Un avocat, G. George Sand, qui a acheté des tableaux reconnu dérobés. Photos : istockphotos et aci-iac.ca
Un avocat, G. George Sand, qui a acheté des tableaux reconnu dérobés. Photos : istockphotos et aci-iac.ca
Un avocat de Westmount, G. George Sand, a déposé une demande introductive d’instance en Cour du Québec pour qu’il soit reconnu comme seul propriétaire de deux tableaux de l’artiste autochtone Norval Morrisseau.

Or, ces deux tableaux avaient été dérobés du Confederation college of applied arts and technology de Thunder Bay, en Ontario, en 1981.

Me Sand est un collectionneur d’art depuis une cinquantaine d’années. En juin 1981, le Barreau 1968 se rend dans une galerie d’art de l’avenue Monkland et aperçoit deux tableaux de Morrisseau, peints à l’acrylique, et d’une grandeur de 60 pouces sur 40 pouces. Séduit par les tableaux, il les achète pour 7000 $.

Le 19 décembre 2018, soit 37 ans plus tard, Me Sand est avisé par le Confederation college que ses deux tableaux uniques pourraient être ceux qui ont été dérobés au musée en 1981.

En février dernier, le directeur de la sécurité publique et de la gestion du risque du Confederation college, Mike Rozic, a confié à la CBC qu’aucune piste n’avait abouti à l’époque pour trouver les voleurs.

« Deux hommes sont entrés dans le collège en se faisant passer pour des travailleurs, et sont sortis avec quatre peintures. Évidemment, la police avait été appelée sur le coup. Une enquête a été menée, et évidemment ça n’a mené à aucune arrestation. »

Les deux autres peintures qui manquent à l’appel sont celles d’un autre artiste autochtone, Carl Ray.

M. Rozic explique que c’est un appel d’une conservatrice d’art montréalais qui a relancé les recherches du musée. La conservatrice s’était fait proposer d’acheter les peintures de Morrisseau et les a immédiatement reconnues comme celles qui avaient été volées en 1981.

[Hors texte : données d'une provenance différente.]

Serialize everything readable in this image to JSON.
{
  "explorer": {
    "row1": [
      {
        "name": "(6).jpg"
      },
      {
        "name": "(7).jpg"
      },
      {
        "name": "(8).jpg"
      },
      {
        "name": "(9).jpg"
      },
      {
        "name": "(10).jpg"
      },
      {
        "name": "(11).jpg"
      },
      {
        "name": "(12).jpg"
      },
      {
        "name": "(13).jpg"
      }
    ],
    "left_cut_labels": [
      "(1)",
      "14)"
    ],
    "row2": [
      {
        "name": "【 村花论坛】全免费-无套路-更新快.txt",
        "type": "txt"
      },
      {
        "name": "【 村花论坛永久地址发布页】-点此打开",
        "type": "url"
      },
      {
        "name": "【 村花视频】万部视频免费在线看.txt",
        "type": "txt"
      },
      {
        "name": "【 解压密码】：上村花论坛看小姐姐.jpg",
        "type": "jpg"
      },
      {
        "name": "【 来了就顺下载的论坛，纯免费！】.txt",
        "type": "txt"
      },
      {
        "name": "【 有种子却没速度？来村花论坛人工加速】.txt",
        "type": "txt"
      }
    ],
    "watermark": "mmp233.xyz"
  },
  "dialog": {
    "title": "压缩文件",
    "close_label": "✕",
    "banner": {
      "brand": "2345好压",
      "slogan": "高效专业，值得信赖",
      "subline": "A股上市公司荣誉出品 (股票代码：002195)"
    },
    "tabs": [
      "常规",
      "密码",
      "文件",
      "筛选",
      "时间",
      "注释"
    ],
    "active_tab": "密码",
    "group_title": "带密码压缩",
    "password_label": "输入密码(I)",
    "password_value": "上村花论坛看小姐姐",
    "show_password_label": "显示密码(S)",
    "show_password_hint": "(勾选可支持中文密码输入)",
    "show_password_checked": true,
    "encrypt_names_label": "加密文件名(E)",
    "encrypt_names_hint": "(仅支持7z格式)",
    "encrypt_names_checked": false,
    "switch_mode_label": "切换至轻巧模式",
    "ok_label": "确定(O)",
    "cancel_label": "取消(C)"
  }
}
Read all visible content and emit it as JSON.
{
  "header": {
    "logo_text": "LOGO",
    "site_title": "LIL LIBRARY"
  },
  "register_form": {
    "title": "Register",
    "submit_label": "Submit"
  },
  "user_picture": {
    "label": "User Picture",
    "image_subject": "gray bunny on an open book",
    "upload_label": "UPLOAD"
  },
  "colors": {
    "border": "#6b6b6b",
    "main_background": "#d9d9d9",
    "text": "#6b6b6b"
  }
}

Contacté par Droit-inc, Me Sand a demandé à ce qu’on s’adresse à son avocat dans ce dossier, Me James Khazzam. Ce dernier explique que le Confederation college n’a pas officiellement exigé le retour des tableaux, mais que son client souhaite que son droit de propriété soit respecté, comme il possède les preuves d’achat en bonne et due forme.

Selon Mike Rozic, chacun des deux tableaux vaudrait aujourd’hui entre 60 000 et 80 000 $.

Artiste phare

Norval Morrisseau est considéré par plusieurs le « Mishomis », ou grand-père, de l’art autochtone contemporain au Canada. Il est reconnu pour son utilisation de couleurs vives, ses représentations de légendes traditionnelles et de thèmes spirituels, ainsi que pour l’intégration de messages politiques dans ses œuvres, selon ce qu’on peut lire sur le site web de l’Institut de l’art canadien.

Né en 1931, sa carrière d’artiste peintre prend son envol en 1958 avec la rencontre d’un couple formé du Dr Joseph Weinstein et de sa femme l’artiste Esther Weinstein, qui l’aideront en lui fournissant des matériaux et l’éduqueront sur l’histoire de l’art.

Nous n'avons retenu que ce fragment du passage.